National Civil Rights Museum 2022 Freedom Award Honorees recognized for civil, human rights work
MEMPHIS, Tenn. (WMC) - The 31st annual National Civil Rights Museum Freedom Award honors individuals dedicating their lives to making a difference in the world and their dedication to civil rights.
This year’s honorees include two Pulitzer Prize-winning writers and a Memphis businessman who helped put the Bluff City on the international stage.
Every year, Memphians head to Downtown Memphis to honor the contributions of leaders in civil and human rights, dressed to impress.
The first honoree to take the stage Thursday night was Taylor Branch.

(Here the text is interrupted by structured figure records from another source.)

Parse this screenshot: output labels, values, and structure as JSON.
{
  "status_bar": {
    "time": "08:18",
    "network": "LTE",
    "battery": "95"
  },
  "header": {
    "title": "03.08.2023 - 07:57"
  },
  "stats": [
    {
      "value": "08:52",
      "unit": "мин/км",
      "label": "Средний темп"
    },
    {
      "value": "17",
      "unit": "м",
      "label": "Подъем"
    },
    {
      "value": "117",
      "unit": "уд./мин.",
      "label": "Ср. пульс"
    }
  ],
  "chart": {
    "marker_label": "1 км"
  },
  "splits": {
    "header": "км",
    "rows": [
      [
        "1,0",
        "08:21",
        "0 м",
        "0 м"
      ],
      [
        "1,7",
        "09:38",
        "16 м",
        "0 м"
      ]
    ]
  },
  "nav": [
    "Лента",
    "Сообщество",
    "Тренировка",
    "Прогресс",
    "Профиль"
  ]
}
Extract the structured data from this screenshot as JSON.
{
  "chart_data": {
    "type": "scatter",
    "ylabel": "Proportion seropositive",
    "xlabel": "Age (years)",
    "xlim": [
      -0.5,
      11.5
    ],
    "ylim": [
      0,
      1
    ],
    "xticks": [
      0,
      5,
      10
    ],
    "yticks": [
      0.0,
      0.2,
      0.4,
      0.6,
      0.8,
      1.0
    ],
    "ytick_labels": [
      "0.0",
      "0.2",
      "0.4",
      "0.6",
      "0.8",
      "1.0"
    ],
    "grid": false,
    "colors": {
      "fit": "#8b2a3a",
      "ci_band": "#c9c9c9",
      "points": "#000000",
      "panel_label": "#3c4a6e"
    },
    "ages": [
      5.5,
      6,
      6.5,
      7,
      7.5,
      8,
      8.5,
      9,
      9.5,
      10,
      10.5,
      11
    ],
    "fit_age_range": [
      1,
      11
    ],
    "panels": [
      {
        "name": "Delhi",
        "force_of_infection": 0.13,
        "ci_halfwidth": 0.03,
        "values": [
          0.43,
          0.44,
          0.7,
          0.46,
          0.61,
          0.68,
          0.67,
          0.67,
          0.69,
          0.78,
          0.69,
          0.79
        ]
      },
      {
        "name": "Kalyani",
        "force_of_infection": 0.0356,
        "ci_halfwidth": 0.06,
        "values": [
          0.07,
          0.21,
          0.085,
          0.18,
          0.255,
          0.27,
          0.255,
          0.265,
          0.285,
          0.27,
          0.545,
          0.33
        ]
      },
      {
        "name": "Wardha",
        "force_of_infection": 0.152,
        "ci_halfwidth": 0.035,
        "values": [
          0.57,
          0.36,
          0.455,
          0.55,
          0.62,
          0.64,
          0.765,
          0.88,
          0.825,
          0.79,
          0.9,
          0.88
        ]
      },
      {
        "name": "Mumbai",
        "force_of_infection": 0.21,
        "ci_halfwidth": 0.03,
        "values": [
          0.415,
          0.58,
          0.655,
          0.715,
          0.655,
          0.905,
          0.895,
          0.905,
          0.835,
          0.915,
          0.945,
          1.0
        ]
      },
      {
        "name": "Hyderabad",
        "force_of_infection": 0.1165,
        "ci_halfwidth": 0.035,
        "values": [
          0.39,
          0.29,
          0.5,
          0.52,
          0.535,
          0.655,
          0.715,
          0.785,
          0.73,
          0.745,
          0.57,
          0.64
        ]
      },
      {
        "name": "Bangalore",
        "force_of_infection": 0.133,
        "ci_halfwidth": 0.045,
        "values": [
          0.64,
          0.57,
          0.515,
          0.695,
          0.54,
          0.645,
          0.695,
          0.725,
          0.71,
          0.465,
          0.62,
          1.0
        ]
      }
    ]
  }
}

Branch is an author, award-winning producer and public speaker whose trilogy “America in the King Years” followed the life and civil rights legacy of Martin Luther King Jr. He won an Emmy Award for producing a documentary on King in the final years of his life.
Branch shared what this honor means to him.
“It means I didn’t spend my working life in vain, so I’m very pleased,” Branch said. ”I’m thrilled to be here back in Memphis. I’ve been coming here ever since I started researching in 1982, so I’m glad to be back.”
Pulitzer Prize-winning journalist Isabel Wilkerson’s storytelling over the years focuses on the Great Migration, the mass movement of African Americans fleeing the prejudice and racism of the Jim Crow South.
She says being an honoree means everything.
“This is a compilation of so much that I do, so it’s so amazing and wonderful and just magical to be here,” said Wilkerson. “It really is.”
The third and final honoree was FedEx Corporation Founder and Executive Chairman Fred Smith.
Nearly fifty years ago, Smith helped with the revival of the city years after the assassination of Dr. Martin Luther King Jr.
Now, FedEx is the largest employer in Memphis.
Smith was honored for his dedication to diversity and opening the door to opportunity.
“How many great African Americans built FedEx... from pilot, to senior vice president, to engineers to pick up delivery people,” said Fred Smith. “I mean... that’s what it was all about, giving people opportunity.”
Thursday’s ceremony also includes a special tribute to Jeffery Robins, the executive director of the Who We Are Project for his work on criminal and racial justice reform.